Acoustic Theories of Speech Perception  

Melissa Redford and Melissa Baese-Berk

Acoustic theories assume that speech perception begins with an acoustic signal transformed by auditory processing. In classical acoustic theory, this assumption entails perceptual primitives that are akin to those identified in the spectral analyses of speech. The research objective is to link these primitives with phonological units of traditional descriptive linguistics via sound categories and then to understand how these units/categories are bound together in time to recognize words. Achieving this objective is challenging because the signal is replete with variation, making the mapping of signal to sound category nontrivial. Research that grapples with the mapping problem has led to many basic findings about speech perception, including the importance of cue redundancy to category identification and of differential cue weighting to category formation. Research that grapples with the related problem of binding categories into words for speech processing motivates current neuropsychological work on speech perception. The central focus on the mapping problem in classical theory has also led to an alternative type of acoustic theory, namely, exemplar-based theory.
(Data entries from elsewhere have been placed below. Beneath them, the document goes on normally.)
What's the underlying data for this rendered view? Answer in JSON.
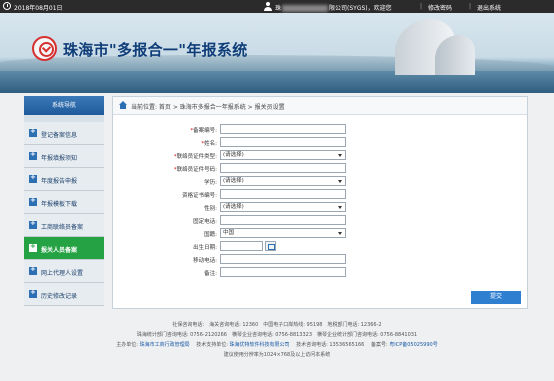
{
  "topbar": {
    "date": "2018年08月01日",
    "user_prefix": "珠",
    "user_suffix": "限公司(SYGS)，欢迎您",
    "change_password": "修改密码",
    "logout": "退出系统",
    "separator": "|"
  },
  "banner": {
    "title": "珠海市\"多报合一\"年报系统"
  },
  "sidebar": {
    "header": "系统导航",
    "items": [
      {
        "label": "登记备案信息"
      },
      {
        "label": "年报填报须知"
      },
      {
        "label": "年度报告申报"
      },
      {
        "label": "年报模板下载"
      },
      {
        "label": "工商联络员备案"
      },
      {
        "label": "报关人员备案"
      },
      {
        "label": "网上代理人设置"
      },
      {
        "label": "历史修改记录"
      }
    ],
    "active_index": 5
  },
  "breadcrumb": {
    "text": "当前位置: 首页 > 珠海市多报合一年报系统 > 报关员设置"
  },
  "form": {
    "fields": [
      {
        "label": "备案编号:",
        "required": true,
        "value": ""
      },
      {
        "label": "姓名:",
        "required": true,
        "value": ""
      },
      {
        "label": "联络员证件类型:",
        "required": true,
        "value": "(请选择)"
      },
      {
        "label": "联络员证件号码:",
        "required": true,
        "value": ""
      },
      {
        "label": "学历:",
        "required": false,
        "value": "(请选择)"
      },
      {
        "label": "资格证书编号:",
        "required": false,
        "value": ""
      },
      {
        "label": "性别:",
        "required": false,
        "value": "(请选择)"
      },
      {
        "label": "固定电话:",
        "required": false,
        "value": ""
      },
      {
        "label": "国籍:",
        "required": false,
        "value": "中国"
      },
      {
        "label": "出生日期:",
        "required": false,
        "value": ""
      },
      {
        "label": "移动电话:",
        "required": false,
        "value": ""
      },
      {
        "label": "备注:",
        "required": false,
        "value": ""
      }
    ],
    "required_mark": "*",
    "submit_label": "提交"
  },
  "footer": {
    "line1": "社保咨询电话:　海关咨询电话: 12360　中国电子口岸热线: 95198　地税部门电话: 12366-2",
    "line2": "珠海统计部门咨询电话: 0756-2120266　横琴企业咨询电话: 0756-8813323　横琴企业统计部门咨询电话: 0756-8841031",
    "line3_label1": "主办单位:",
    "line3_org1": "珠海市工商行政管理局",
    "line3_label2": "技术支持单位:",
    "line3_org2": "珠海优特软件科技有限公司",
    "line3_label3": "技术咨询电话: 13536565166",
    "line3_label4": "备案号:",
    "line3_icp": "粤ICP备05025990号",
    "line4": "建议使用分辨率为1024×768及以上访问本系统"
  },
  "colors": {
    "topbar_bg": "#2b2b2b",
    "sidebar_header": "#1f5b9c",
    "active_item": "#25a244",
    "submit_button": "#2f7fd0",
    "required": "#d20000"
  }
}
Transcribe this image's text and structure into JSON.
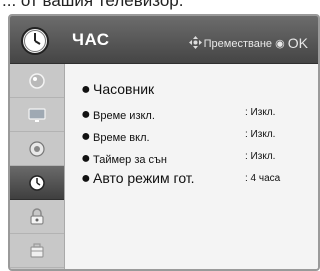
{
  "background_caption": "... от вашия телевизор.",
  "header": {
    "title": "ЧАС",
    "hint": "Преместване",
    "hint_ok": "OK"
  },
  "sidebar": {
    "items": [
      {
        "icon": "picture-icon",
        "active": false
      },
      {
        "icon": "monitor-icon",
        "active": false
      },
      {
        "icon": "audio-icon",
        "active": false
      },
      {
        "icon": "clock-icon",
        "active": true
      },
      {
        "icon": "lock-icon",
        "active": false
      },
      {
        "icon": "options-icon",
        "active": false
      }
    ]
  },
  "menu": {
    "rows": [
      {
        "label": "Часовник",
        "value": ""
      },
      {
        "label": "Време изкл.",
        "value": ": Изкл."
      },
      {
        "label": "Време вкл.",
        "value": ": Изкл."
      },
      {
        "label": "Таймер за сън",
        "value": ": Изкл."
      },
      {
        "label": "Авто режим гот.",
        "value": ": 4 часа"
      }
    ]
  },
  "colors": {
    "header": "#4e4e4e",
    "content": "#f4f4f4",
    "sidebar": "#c8c8c8",
    "active_item": "#4a4a4a"
  }
}
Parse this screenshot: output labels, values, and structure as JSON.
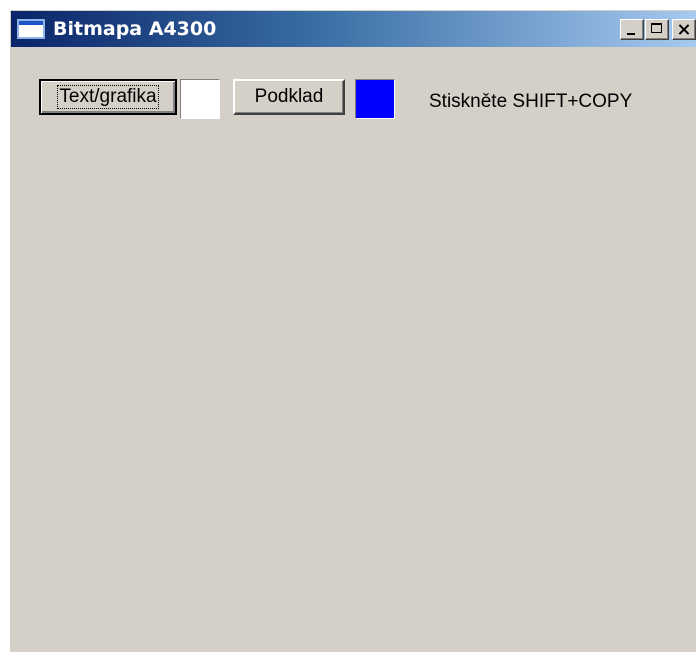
{
  "window": {
    "title": "Bitmapa A4300"
  },
  "toolbar": {
    "text_graphics_label": "Text/grafika",
    "text_color": "#ffffff",
    "background_label": "Podklad",
    "background_color": "#0000ff",
    "hint": "Stiskněte SHIFT+COPY"
  },
  "icons": {
    "app": "window-icon",
    "minimize": "minimize-icon",
    "maximize": "maximize-icon",
    "close": "close-icon"
  }
}
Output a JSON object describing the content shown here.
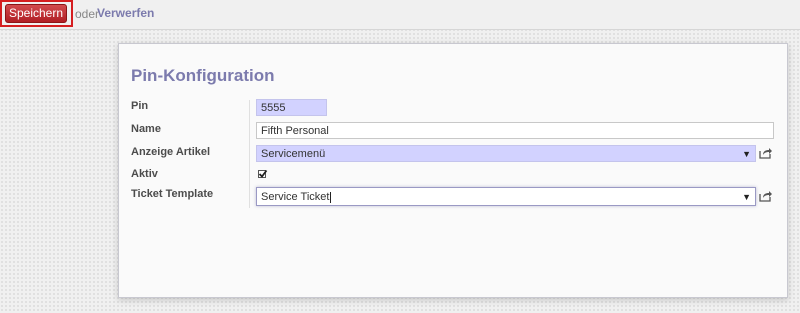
{
  "toolbar": {
    "save_label": "Speichern",
    "or_label": "oder",
    "discard_label": "Verwerfen"
  },
  "form": {
    "title": "Pin-Konfiguration",
    "fields": {
      "pin": {
        "label": "Pin",
        "value": "5555"
      },
      "name": {
        "label": "Name",
        "value": "Fifth Personal"
      },
      "anzeige_artikel": {
        "label": "Anzeige Artikel",
        "value": "Servicemenü"
      },
      "aktiv": {
        "label": "Aktiv",
        "checked": true
      },
      "ticket_template": {
        "label": "Ticket Template",
        "value": "Service Ticket"
      }
    }
  },
  "icons": {
    "dropdown": "chevron-down-icon",
    "external": "external-link-icon",
    "checkmark": "checkmark-icon"
  },
  "colors": {
    "primary_button": "#c02a2e",
    "highlight_border": "#d51e20",
    "accent": "#7c7bad",
    "required_field_bg": "#d2d2ff"
  }
}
According to this type of acoustic theory, variability is critical for processing talker-specific information during speech processing. The problems associated with mapping acoustic cues to sound categories is not addressed because exemplar-based theories assume that perceptual traces of whole words are perceptual primitives. Smaller units of speech sound representation, as well as the phonology as a whole, are emergent from the word-based representations. Yet, like classical acoustic theories, exemplar-based theories assume that production is mediated by a phonology that has no inherent motor information. The presumed disconnect between acoustic and motor information during perceptual processing distinguishes acoustic theories as a class from other theories of speech perception.